Pour Guillaume, c’est le commencement d’une grande aventure musicale. Il participe à la naissance de plusieurs groupes de rock, tendance heavy metal relativement "confidentiels" : Killing Potatoes, Over d’Oz ou Power Slave ont une durée de vie toute relative mais confortent le jeune homme dans la voie musicale. Puis il s’engage plus sérieusement au sein du groupe Whyte avec lequel il fera son apprentissage durant sept années !

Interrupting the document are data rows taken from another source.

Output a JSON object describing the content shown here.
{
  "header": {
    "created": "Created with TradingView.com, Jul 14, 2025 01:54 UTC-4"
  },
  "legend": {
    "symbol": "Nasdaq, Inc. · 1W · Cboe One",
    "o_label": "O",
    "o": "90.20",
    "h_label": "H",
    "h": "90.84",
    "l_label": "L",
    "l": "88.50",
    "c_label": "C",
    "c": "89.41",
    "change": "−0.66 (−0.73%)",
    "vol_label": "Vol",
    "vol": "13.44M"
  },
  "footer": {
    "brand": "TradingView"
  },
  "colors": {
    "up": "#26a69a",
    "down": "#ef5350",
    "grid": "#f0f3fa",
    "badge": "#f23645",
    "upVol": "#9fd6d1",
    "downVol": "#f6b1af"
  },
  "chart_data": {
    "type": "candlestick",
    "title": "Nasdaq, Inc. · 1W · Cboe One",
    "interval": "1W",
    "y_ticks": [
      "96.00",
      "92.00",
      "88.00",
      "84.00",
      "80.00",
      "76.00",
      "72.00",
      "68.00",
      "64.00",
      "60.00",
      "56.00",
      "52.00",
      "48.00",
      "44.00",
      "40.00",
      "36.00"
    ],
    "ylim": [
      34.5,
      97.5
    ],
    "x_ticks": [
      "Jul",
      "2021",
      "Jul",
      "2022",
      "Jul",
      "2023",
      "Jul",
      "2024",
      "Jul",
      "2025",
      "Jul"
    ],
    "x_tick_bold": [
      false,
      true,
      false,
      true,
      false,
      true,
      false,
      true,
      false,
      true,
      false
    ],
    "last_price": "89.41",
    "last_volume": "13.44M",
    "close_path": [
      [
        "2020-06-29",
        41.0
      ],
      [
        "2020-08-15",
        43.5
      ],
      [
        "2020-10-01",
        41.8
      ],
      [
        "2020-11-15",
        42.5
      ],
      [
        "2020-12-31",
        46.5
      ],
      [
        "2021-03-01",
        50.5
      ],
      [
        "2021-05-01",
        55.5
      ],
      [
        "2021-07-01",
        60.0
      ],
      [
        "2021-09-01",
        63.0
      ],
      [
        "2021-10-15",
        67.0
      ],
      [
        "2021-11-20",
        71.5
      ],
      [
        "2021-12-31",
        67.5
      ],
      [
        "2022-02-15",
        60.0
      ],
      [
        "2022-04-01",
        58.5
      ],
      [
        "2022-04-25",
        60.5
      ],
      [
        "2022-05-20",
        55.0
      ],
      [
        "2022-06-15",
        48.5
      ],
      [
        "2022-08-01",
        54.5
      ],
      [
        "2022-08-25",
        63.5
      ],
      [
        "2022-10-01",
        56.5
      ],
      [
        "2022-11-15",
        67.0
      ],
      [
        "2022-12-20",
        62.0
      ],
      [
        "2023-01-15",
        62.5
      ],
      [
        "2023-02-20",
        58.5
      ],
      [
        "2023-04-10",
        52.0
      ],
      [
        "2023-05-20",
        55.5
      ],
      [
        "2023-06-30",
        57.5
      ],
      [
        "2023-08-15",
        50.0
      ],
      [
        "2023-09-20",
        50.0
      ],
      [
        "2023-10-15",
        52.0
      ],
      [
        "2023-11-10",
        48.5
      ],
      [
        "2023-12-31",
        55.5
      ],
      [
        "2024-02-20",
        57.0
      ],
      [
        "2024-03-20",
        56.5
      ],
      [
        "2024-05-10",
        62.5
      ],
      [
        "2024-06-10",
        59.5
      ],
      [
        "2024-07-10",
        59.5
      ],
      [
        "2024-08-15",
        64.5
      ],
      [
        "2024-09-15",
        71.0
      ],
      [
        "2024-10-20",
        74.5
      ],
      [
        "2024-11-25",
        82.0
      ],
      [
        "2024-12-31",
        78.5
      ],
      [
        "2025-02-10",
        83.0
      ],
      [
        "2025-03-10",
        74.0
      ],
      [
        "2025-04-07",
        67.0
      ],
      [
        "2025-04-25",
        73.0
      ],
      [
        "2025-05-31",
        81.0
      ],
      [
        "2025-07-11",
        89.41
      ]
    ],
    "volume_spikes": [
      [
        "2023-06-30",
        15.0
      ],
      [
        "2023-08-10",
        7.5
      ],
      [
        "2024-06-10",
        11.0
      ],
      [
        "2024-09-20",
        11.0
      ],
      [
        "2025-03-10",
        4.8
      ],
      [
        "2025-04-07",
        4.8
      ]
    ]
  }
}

Début 99, sans trop y croire, et tout en poursuivant des études de photographie, il compose ses premiers titres aux accents "aldebertiens". Jusqu’à ce qu’il se lance enfin, sous l’impulsion de son ami et futur manager Jérôme Nicolet, et enregistre une maquette fin 1999. Cette maquette de douze titres deviendra son premier album sous le nom de Plateau Télé, en octobre 2000. Des années 2000 très chargées. Suivront Sur place ou à emporter (2003), L’année du singe (2004), Les Paradis disponibles (2006), Enfantillages (2008), à destination du jeune public et composé aux deux tiers de duos (Renan Luce, Maxime Le Forestier, Clarika, Elodie Frégé, les Ogres de Barback...), J’ai 10 ans (2010), composé de versions inédites des meilleurs morceaux du répertoire.